Quantizer(Uniform Precision Quantization)

Description

netspresso.quantizer.quantizer.Quantizer

Bases: NetsPressoBase

uniform_precision_quantization(input_model_path, output_dir, dataset_path, metric=SimilarityMetric.SNR, weight_precision=QuantizationPrecision.INT8, activation_precision=QuantizationPrecision.INT8, input_layers=None, wait_until_done=True, sleep_interval=30)

Apply uniform precision quantization to a model, specifying precision for weight & activation.

This method quantizes all layers in the model uniformly based on the specified precision levels for weights and activations.

Parameters:

Name Type Description Default
input_model_path str

The file path where the model is located.

required
output_dir str

The local folder path to save the quantized model.

required
dataset_path str

Path to the dataset. Useful for certain quantizations.

required
metric SimilarityMetric

Quantization quality metrics.

SNR
weight_precision QuantizationPrecision

Weight precision

INT8
activation_precision QuantizationPrecision

Activation precision

INT8
input_layers List[InputShape]

Target input shape for quantization (e.g., dynamic batch to static batch).

None
wait_until_done bool

If True, wait for the quantization result before returning the function. If False, request the quantization and return the function immediately.

True

Raises:

Type Description
e

If an error occurs during the model quantization.

Returns:

Name Type Description
QuantizerMetadata

Quantize metadata.

Examples

from netspresso import NetsPresso
from netspresso.enums import QuantizationPrecision, SimilarityMetric


netspresso = NetsPresso(email="YOUR_EMAIL", password="YOUR_PASSWORD")

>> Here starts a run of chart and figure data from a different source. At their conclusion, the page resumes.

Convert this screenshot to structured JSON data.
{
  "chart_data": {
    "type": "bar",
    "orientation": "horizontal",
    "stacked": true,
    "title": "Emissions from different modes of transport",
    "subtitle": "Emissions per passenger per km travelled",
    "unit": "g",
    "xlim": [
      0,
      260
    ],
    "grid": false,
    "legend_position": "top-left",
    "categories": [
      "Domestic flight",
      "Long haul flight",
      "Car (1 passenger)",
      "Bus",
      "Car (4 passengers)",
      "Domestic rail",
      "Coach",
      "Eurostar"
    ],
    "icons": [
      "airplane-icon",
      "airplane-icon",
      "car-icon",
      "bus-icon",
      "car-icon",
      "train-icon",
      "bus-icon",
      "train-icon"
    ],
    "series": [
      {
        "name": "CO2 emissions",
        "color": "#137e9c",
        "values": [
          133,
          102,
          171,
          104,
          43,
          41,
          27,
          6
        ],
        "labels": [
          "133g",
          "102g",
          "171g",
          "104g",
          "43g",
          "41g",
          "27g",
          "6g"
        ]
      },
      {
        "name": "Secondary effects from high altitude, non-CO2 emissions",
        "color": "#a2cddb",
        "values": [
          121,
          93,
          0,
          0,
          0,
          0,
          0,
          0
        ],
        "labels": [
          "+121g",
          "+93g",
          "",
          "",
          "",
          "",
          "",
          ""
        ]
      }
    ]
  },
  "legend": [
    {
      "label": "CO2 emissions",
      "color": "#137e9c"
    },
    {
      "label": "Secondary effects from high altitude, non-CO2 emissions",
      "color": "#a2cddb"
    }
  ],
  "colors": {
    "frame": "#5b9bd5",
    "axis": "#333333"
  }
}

quantizer = netspresso.quantizer()
quantization_result = quantizer.uniform_precision_quantization(
    input_model_path="./examples/sample_models/test.onnx",
    output_dir="./outputs/quantized/uniform_precision_quantization",
    dataset_path="./examples/sample_datasets/pickle_calibration_dataset_128x128.npy",
    metric=SimilarityMetric.SNR,
    weight_precision=QuantizationPrecision.INT8,
    activation_precision=QuantizationPrecision.INT8,
)